With that aside out of the way, what I think is so strange about the anthology format is that it reduces the story arcs of each of the game's protagonists to just a few motion-captured cutscenes that bookend the running, sneaking, and shooting gameplay that makes up every Battlefield game.

While story beats certainly happen while you're gunning your way through enemies, it is almost always in the form of either commentary, like the Italian soldier telling his daughter about the mission dozens of years later, or in internal monologue, like many of the protagonists narrating "and then I had to go over there."

That means that the burden of telling you how to feel is almost always done through the writing and acting that's happening in the cutscenes, and Battlefield 1 might be the first game that I've played where the motion capture is good enough that the actors can actually deliver the emotional load when they need to. There are emotional beats, and the beats work. Or, rather, they work as much as they can, because they don't have time to breathe.

The contemporary war film (say, post Saving Private Ryan and The Thin Red Line as a duo) has a pretty recognizable pattern. There are characters, and like the classic war film, they are easily typed. There's a joker, a serious guy, some corn-fed dude who just wants to make it home to mama, the Brooklyn kid, and whatever else on down the line. Each of those characters have their own story beats, and those beats happen in the wax and wane of combat and down time. As the film goes on, the characters's exteriors break down, and we start to see some kind of universal and shared vulnerable humanity within them (or we see the absolute void of nothingness, a simple reversal on the expected warmth in the heart of all men).

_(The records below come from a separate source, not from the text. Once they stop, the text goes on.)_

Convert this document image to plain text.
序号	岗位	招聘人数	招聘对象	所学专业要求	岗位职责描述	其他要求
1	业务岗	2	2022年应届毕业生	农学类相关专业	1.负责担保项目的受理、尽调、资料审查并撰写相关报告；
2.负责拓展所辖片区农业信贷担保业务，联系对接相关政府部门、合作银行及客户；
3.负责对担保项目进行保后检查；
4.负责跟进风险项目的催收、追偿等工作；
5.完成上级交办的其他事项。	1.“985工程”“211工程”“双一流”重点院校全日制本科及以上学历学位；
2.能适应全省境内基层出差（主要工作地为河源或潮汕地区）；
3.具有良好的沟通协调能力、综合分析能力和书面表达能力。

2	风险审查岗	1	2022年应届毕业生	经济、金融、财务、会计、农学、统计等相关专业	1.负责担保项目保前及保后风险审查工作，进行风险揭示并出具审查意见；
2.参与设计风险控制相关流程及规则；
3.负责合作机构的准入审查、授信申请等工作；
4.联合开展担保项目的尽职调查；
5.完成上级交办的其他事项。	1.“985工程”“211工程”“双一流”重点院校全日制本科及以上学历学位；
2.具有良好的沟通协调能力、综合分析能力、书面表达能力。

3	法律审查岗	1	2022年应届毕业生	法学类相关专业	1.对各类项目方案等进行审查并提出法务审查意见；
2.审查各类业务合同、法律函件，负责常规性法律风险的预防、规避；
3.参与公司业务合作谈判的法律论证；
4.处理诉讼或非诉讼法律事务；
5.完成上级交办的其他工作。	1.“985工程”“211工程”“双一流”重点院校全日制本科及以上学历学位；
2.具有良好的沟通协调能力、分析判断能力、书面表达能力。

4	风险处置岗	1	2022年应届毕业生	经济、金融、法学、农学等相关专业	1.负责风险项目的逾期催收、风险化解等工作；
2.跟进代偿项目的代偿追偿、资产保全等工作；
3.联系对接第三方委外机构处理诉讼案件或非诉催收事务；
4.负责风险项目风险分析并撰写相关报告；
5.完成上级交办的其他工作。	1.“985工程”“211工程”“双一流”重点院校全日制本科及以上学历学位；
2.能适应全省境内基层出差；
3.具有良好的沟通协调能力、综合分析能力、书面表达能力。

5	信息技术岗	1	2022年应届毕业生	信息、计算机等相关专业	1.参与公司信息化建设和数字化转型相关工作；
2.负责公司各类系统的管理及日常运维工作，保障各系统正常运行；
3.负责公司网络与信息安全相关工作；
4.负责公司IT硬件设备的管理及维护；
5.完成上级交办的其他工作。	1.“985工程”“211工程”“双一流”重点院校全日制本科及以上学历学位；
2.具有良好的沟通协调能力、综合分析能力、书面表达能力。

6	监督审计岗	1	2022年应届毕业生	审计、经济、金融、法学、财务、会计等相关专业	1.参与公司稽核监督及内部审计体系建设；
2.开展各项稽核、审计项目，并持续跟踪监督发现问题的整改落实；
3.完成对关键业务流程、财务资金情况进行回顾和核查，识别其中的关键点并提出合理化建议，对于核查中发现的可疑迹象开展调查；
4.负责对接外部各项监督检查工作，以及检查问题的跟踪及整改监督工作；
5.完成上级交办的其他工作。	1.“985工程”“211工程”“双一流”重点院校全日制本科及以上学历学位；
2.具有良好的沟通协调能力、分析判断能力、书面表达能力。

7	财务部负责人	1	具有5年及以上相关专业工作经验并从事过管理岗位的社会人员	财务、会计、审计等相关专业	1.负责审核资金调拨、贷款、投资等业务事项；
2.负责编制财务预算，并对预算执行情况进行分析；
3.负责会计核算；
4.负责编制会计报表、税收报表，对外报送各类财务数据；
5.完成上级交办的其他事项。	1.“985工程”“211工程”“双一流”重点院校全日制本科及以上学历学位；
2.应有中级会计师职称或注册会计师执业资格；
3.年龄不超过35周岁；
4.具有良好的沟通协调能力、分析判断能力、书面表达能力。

Battlefield 1, by virtue of its gameplay-to-cutscene-to-gameplay structure, just doesn't have the time for its characters to develop. They don't get the down time, because what is "down time" in film (say, when they're camping out at night) isn't in a game cutscene because a cutscene needs to have action and move the plot forward. It's a weird moment where how games are forced to work is sort of stutter-stepped with what films can do.

That doesn't stop the game, though, so instead it just barrels on and takes the peak moments from war films and plops them into the cutscenes. An Australian sniper is introduced to a young soldier who valorizes him. He hates this kid! Then, ten minutes later in the next cutscene, he has a moral responsibility to save this young man's life. We can see how this might happen in a film--a memory of himself as a kid here, watching another soldier die there, etc--but none of that development happens in the game. Emotional developments in the narrative happen by fiat because it's a war story and, well, emotional developments happen in war stories.

Honestly, it's almost surreal in how it works, and I can't think of any other game that so confidently performs a narrative while so clearly not giving a damn about the steps involved with making a narrative work. And, to be clear, it does work. The actors carry it in the moments that they have, and the unrelenting pace means that you don't have a whole hell of a lot of time to think about things being incongruent.

Battlefield 1's story is like driving a car across the country, popping the hood, and then realizing that there isn't an engine in there. You still drove across the country, and the car still works, but you're mystified by how you accomplished your journey with so many missing pieces.